A bunch of little things I’d heard suddenly began to add up. Things on this hub were… crazy. It was lurking in the basement, lurking out of sight, and enjoying the sight. No one had any idea about who they were dealing with. There was \m/, DarkRoom, cracky, PapaRoach, sHadoWfaX, Pharoah, Hurdy Gurdyand what not. And each user was a deep well of data, of types one couldn’t even imagine.
But how did so much data come, and from where? Almost all the major IIIT users had shared whatever they had on their disks to everyone else, but for what? I am no quantum physics expert, but I knew by observation, that this was a crucial part of existence as well culture in IIIT.
The truth is that it was more than just an application, or a set of users—it was a… IIIT cult? IIIT Underground? IIIT Anonymous? Well, we’ll never know. Why would that be? Because truth be told, it’s dying. Another part of our ultra-pro-cultural college is dying. I remember vividly, the typeracer matches, the board craziness, insights from across batches about anything and everything, the endless beeping of the notification box, it was something that I rushed to when things got crazy in IIIT—which as a matter of fact they do, a lot.
But like every other thing in IIIT, the leecher mentality got to DC as well. Everyone wanted everything, the catch being, they did not want to contribute back, reshare content, help everyone else. Everyone wanted to hold onto things, for just themselves and that’s what got to the DC. That was the beginning of the end… one file not reshared at a time. Like a certain anonymous user confessed, and I quote, “It’s really simple, you know. You don’t have to design a fucking Mangalyaan. Just share as much as content as as you can, for as long time as you can. It’s that simple, for bloody Khaleesi’s sake!”

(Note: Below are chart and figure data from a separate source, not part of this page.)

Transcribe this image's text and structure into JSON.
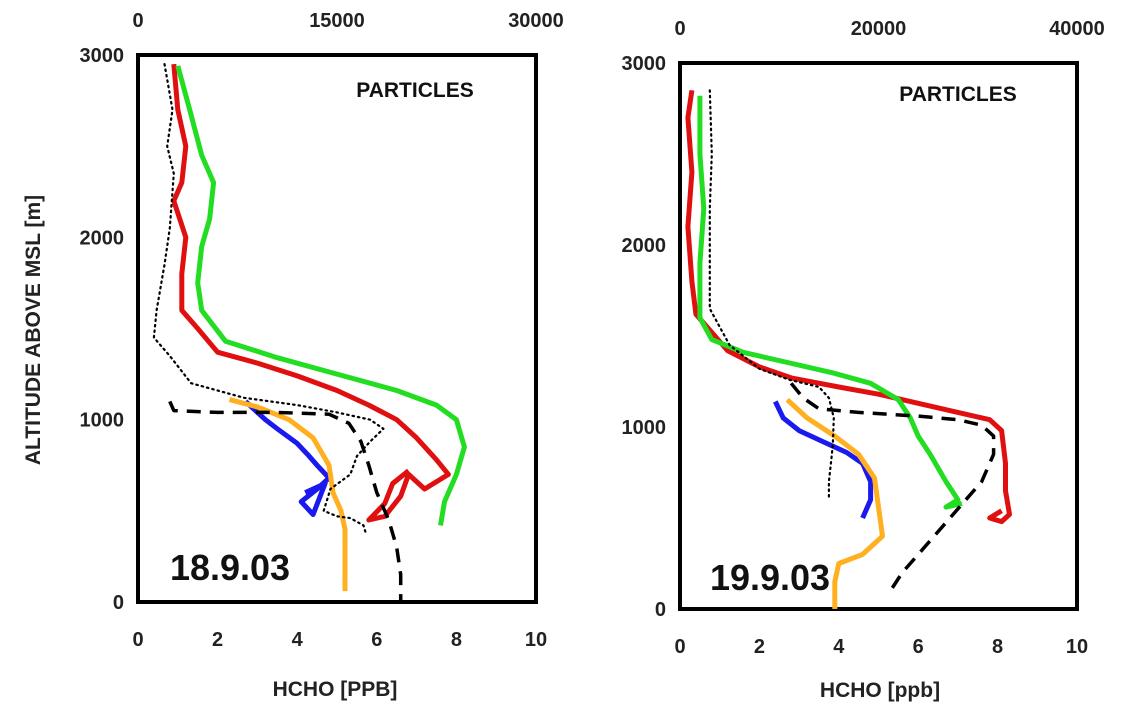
{
  "chart_data": [
    {
      "type": "line",
      "ylabel": "ALTITUDE ABOVE MSL [m]",
      "xlabel": "HCHO [PPB]",
      "annotations": [
        "PARTICLES",
        "18.9.03"
      ],
      "xlim": [
        0,
        10
      ],
      "ylim": [
        0,
        3000
      ],
      "top_xlim": [
        0,
        30000
      ],
      "x_ticks": [
        "0",
        "2",
        "4",
        "6",
        "8",
        "10"
      ],
      "y_ticks": [
        "0",
        "1000",
        "2000",
        "3000"
      ],
      "top_ticks": [
        "0",
        "15000",
        "30000"
      ],
      "series": [
        {
          "color": "#e01010",
          "dash": "solid",
          "axis": "bottom",
          "points": [
            [
              0.9,
              2950
            ],
            [
              1.0,
              2700
            ],
            [
              1.2,
              2500
            ],
            [
              1.1,
              2300
            ],
            [
              0.9,
              2200
            ],
            [
              1.2,
              2000
            ],
            [
              1.1,
              1800
            ],
            [
              1.1,
              1600
            ],
            [
              1.5,
              1500
            ],
            [
              2.0,
              1370
            ],
            [
              3.0,
              1310
            ],
            [
              4.0,
              1240
            ],
            [
              5.0,
              1160
            ],
            [
              5.8,
              1080
            ],
            [
              6.5,
              1000
            ],
            [
              7.0,
              900
            ],
            [
              7.5,
              780
            ],
            [
              7.8,
              700
            ],
            [
              7.2,
              620
            ],
            [
              6.8,
              700
            ],
            [
              6.6,
              580
            ],
            [
              6.2,
              470
            ],
            [
              5.8,
              450
            ],
            [
              6.2,
              540
            ],
            [
              6.4,
              650
            ],
            [
              6.8,
              720
            ]
          ]
        },
        {
          "color": "#22dd22",
          "dash": "solid",
          "axis": "bottom",
          "points": [
            [
              1.0,
              2940
            ],
            [
              1.3,
              2700
            ],
            [
              1.6,
              2450
            ],
            [
              1.9,
              2300
            ],
            [
              1.8,
              2100
            ],
            [
              1.6,
              1950
            ],
            [
              1.5,
              1750
            ],
            [
              1.6,
              1600
            ],
            [
              2.2,
              1430
            ],
            [
              3.5,
              1340
            ],
            [
              5.0,
              1250
            ],
            [
              6.5,
              1160
            ],
            [
              7.5,
              1080
            ],
            [
              8.0,
              1000
            ],
            [
              8.2,
              850
            ],
            [
              8.0,
              700
            ],
            [
              7.7,
              550
            ],
            [
              7.6,
              420
            ]
          ]
        },
        {
          "color": "#1a1aee",
          "dash": "solid",
          "axis": "bottom",
          "points": [
            [
              2.7,
              1100
            ],
            [
              3.2,
              1000
            ],
            [
              3.5,
              950
            ],
            [
              4.0,
              870
            ],
            [
              4.3,
              800
            ],
            [
              4.5,
              750
            ],
            [
              4.8,
              680
            ],
            [
              4.5,
              620
            ],
            [
              4.1,
              550
            ],
            [
              4.4,
              480
            ],
            [
              4.7,
              650
            ],
            [
              4.2,
              600
            ]
          ]
        },
        {
          "color": "#ffb020",
          "dash": "solid",
          "axis": "bottom",
          "points": [
            [
              2.3,
              1110
            ],
            [
              3.0,
              1070
            ],
            [
              3.8,
              1000
            ],
            [
              4.4,
              900
            ],
            [
              4.8,
              750
            ],
            [
              4.9,
              600
            ],
            [
              5.1,
              500
            ],
            [
              5.2,
              400
            ],
            [
              5.2,
              200
            ],
            [
              5.2,
              60
            ]
          ]
        },
        {
          "color": "#000000",
          "dash": "dotted",
          "axis": "top",
          "points": [
            [
              2000,
              2950
            ],
            [
              2600,
              2700
            ],
            [
              2200,
              2500
            ],
            [
              2700,
              2350
            ],
            [
              2400,
              2050
            ],
            [
              2000,
              1850
            ],
            [
              1400,
              1600
            ],
            [
              1200,
              1450
            ],
            [
              2400,
              1350
            ],
            [
              4000,
              1200
            ],
            [
              8000,
              1120
            ],
            [
              12000,
              1080
            ],
            [
              15000,
              1040
            ],
            [
              17500,
              1000
            ],
            [
              18500,
              950
            ],
            [
              17500,
              880
            ],
            [
              16500,
              800
            ],
            [
              16000,
              700
            ],
            [
              14500,
              620
            ],
            [
              14000,
              500
            ],
            [
              15000,
              470
            ],
            [
              16000,
              460
            ],
            [
              17000,
              420
            ],
            [
              17200,
              370
            ]
          ]
        },
        {
          "color": "#000000",
          "dash": "dashed",
          "axis": "bottom",
          "points": [
            [
              0.8,
              1100
            ],
            [
              0.9,
              1050
            ],
            [
              2.0,
              1040
            ],
            [
              3.5,
              1040
            ],
            [
              4.8,
              1030
            ],
            [
              5.3,
              980
            ],
            [
              5.6,
              880
            ],
            [
              5.8,
              750
            ],
            [
              6.0,
              600
            ],
            [
              6.3,
              450
            ],
            [
              6.5,
              300
            ],
            [
              6.6,
              150
            ],
            [
              6.6,
              0
            ]
          ]
        }
      ]
    },
    {
      "type": "line",
      "xlabel": "HCHO [ppb]",
      "annotations": [
        "PARTICLES",
        "19.9.03"
      ],
      "xlim": [
        0,
        10
      ],
      "ylim": [
        0,
        3000
      ],
      "top_xlim": [
        0,
        40000
      ],
      "x_ticks": [
        "0",
        "2",
        "4",
        "6",
        "8",
        "10"
      ],
      "y_ticks": [
        "0",
        "1000",
        "2000",
        "3000"
      ],
      "top_ticks": [
        "0",
        "20000",
        "40000"
      ],
      "series": [
        {
          "color": "#e01010",
          "dash": "solid",
          "axis": "bottom",
          "points": [
            [
              0.3,
              2850
            ],
            [
              0.2,
              2700
            ],
            [
              0.3,
              2400
            ],
            [
              0.2,
              2100
            ],
            [
              0.3,
              1800
            ],
            [
              0.4,
              1620
            ],
            [
              1.2,
              1420
            ],
            [
              2.0,
              1330
            ],
            [
              2.8,
              1270
            ],
            [
              4.0,
              1220
            ],
            [
              5.0,
              1180
            ],
            [
              6.0,
              1130
            ],
            [
              7.0,
              1080
            ],
            [
              7.8,
              1040
            ],
            [
              8.1,
              980
            ],
            [
              8.2,
              800
            ],
            [
              8.2,
              650
            ],
            [
              8.3,
              520
            ],
            [
              8.1,
              480
            ],
            [
              7.8,
              500
            ],
            [
              8.1,
              540
            ]
          ]
        },
        {
          "color": "#22dd22",
          "dash": "solid",
          "axis": "bottom",
          "points": [
            [
              0.5,
              2820
            ],
            [
              0.5,
              2500
            ],
            [
              0.6,
              2200
            ],
            [
              0.5,
              1900
            ],
            [
              0.5,
              1600
            ],
            [
              0.8,
              1480
            ],
            [
              1.6,
              1410
            ],
            [
              2.6,
              1360
            ],
            [
              3.8,
              1300
            ],
            [
              4.8,
              1240
            ],
            [
              5.5,
              1150
            ],
            [
              5.8,
              1050
            ],
            [
              6.0,
              950
            ],
            [
              6.3,
              850
            ],
            [
              6.7,
              700
            ],
            [
              7.0,
              600
            ],
            [
              6.7,
              560
            ],
            [
              7.1,
              580
            ]
          ]
        },
        {
          "color": "#1a1aee",
          "dash": "solid",
          "axis": "bottom",
          "points": [
            [
              2.4,
              1140
            ],
            [
              2.6,
              1050
            ],
            [
              3.0,
              980
            ],
            [
              3.6,
              920
            ],
            [
              4.2,
              860
            ],
            [
              4.6,
              800
            ],
            [
              4.8,
              700
            ],
            [
              4.8,
              600
            ],
            [
              4.6,
              500
            ]
          ]
        },
        {
          "color": "#ffb020",
          "dash": "solid",
          "axis": "bottom",
          "points": [
            [
              2.7,
              1150
            ],
            [
              3.2,
              1050
            ],
            [
              3.9,
              950
            ],
            [
              4.5,
              850
            ],
            [
              4.9,
              720
            ],
            [
              5.0,
              560
            ],
            [
              5.1,
              400
            ],
            [
              4.6,
              300
            ],
            [
              4.0,
              250
            ],
            [
              3.9,
              150
            ],
            [
              3.9,
              0
            ]
          ]
        },
        {
          "color": "#000000",
          "dash": "dotted",
          "axis": "top",
          "points": [
            [
              3000,
              2850
            ],
            [
              3200,
              2500
            ],
            [
              3000,
              2200
            ],
            [
              3000,
              1900
            ],
            [
              3000,
              1650
            ],
            [
              5000,
              1450
            ],
            [
              8000,
              1320
            ],
            [
              11000,
              1260
            ],
            [
              14000,
              1220
            ],
            [
              15000,
              1160
            ],
            [
              15500,
              1050
            ],
            [
              15400,
              900
            ],
            [
              15200,
              800
            ],
            [
              15000,
              700
            ],
            [
              15000,
              600
            ]
          ]
        },
        {
          "color": "#000000",
          "dash": "dashed",
          "axis": "bottom",
          "points": [
            [
              2.8,
              1240
            ],
            [
              3.1,
              1160
            ],
            [
              3.5,
              1100
            ],
            [
              4.5,
              1080
            ],
            [
              6.0,
              1060
            ],
            [
              7.0,
              1040
            ],
            [
              7.6,
              1010
            ],
            [
              7.9,
              950
            ],
            [
              7.9,
              850
            ],
            [
              7.6,
              700
            ],
            [
              7.0,
              550
            ],
            [
              6.4,
              400
            ],
            [
              6.0,
              300
            ],
            [
              5.6,
              200
            ],
            [
              5.3,
              100
            ]
          ]
        }
      ]
    }
  ]
}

IIIT, where everything ‘official’ is emailed to us, where the virtual world definitely controls the real one—DC was one answer to Central Perk in F. R. I. E. N. D. S., or MacLaren’s in How I Met Your Mother, for us: a place to let go, chill out, hang out with friends you didn’t even know in real life—a place where senior or junior did not matter, doxxing was not allowed, where aliases mattered, resharing mattered, and having fun mattered.
There was a time while downloading the latest episode of Game of Thrones, the number of active, impatient users on the Hub was mind boggling to say the least, discussing theories, spoilers and what not. From DarkRoom to __killerMC, to Megumin to DeadSunrise, there are people who have worked silently for the hub without expecting any recognition for their work. Let us not take the DC hub for granted, like we take placements in IIIT.
When you put all the pieces together, does the whole add up to more than the sum of the parts. Yet still, I hope… that we don’t have to move to UltraNova from HyperNova, the way we moved from SuperNova!